The code attempts to determine the list of frequent item set using Apriori Algorithm. Any item set is said to be frequent if support for that item set is greater than minimum support threshold. It proceeds by identifying the frequent individual items in the database and extending them to larger and larger item sets as long as those item sets appear sufficiently often in the database. Wiki on Apriori Algorithm
In order to keep it simple and understandable, implementation works on input in a particular format and processing it accordingly. That is by first determining sinlge item frequent set, and then using apriori property that any larger set of size K may be frequent if its all subset of k-1 size is also frequent.
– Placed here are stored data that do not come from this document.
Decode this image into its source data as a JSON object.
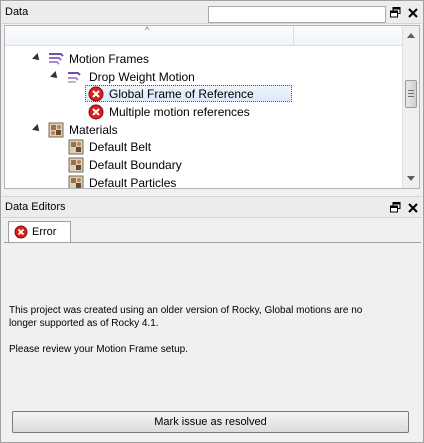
{
  "data_panel": {
    "title": "Data",
    "search": {
      "value": "",
      "placeholder": ""
    },
    "tree": [
      {
        "label": "Motion Frames",
        "icon": "motion-frames-icon",
        "expanded": true
      },
      {
        "label": "Drop Weight Motion",
        "icon": "motion-frame-icon",
        "expanded": true
      },
      {
        "label": "Global Frame of Reference",
        "icon": "error-icon",
        "selected": true
      },
      {
        "label": "Multiple motion references",
        "icon": "error-icon"
      },
      {
        "label": "Materials",
        "icon": "materials-icon",
        "expanded": true
      },
      {
        "label": "Default Belt",
        "icon": "material-icon"
      },
      {
        "label": "Default Boundary",
        "icon": "material-icon"
      },
      {
        "label": "Default Particles",
        "icon": "material-icon"
      }
    ]
  },
  "editors_panel": {
    "title": "Data Editors",
    "tab_label": "Error",
    "message_line1": "This project was created using an older version of Rocky, Global motions are no",
    "message_line2": "longer supported as of Rocky 4.1.",
    "message_line3": "Please review your Motion Frame setup.",
    "button_label": "Mark issue as resolved"
  },
  "colors": {
    "error_red": "#d81e1e",
    "selection_bg": "#dbe9f8",
    "panel_bg": "#f0f0f0"
  }
}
And thus reducing the search space and making it memory as well as time efficient algorithm.
Program expects input from standard input or via file redirection. Input format is:
First Line must contain positive integer greater than or equal to 2 which is Minimum Support Value
Second line onward, There should be comma separated list of items such that each line represents the list of item in particular transaction
For Example
3
apple,beer,rice,chicken
apple,beer,rice
apple,beer
apple,mango
milk,beer,rice,chicken
milk,beer,rice
milk,beer
milk,mango
Each line of output represents frequent item set with increasing number of size of item set
For Example
apple
beer
rice
milk
apple, beer
beer, rice
beer, milk
To compile the program on linux :
$ make
To run the program
$ java apriori < dataset/t01.dat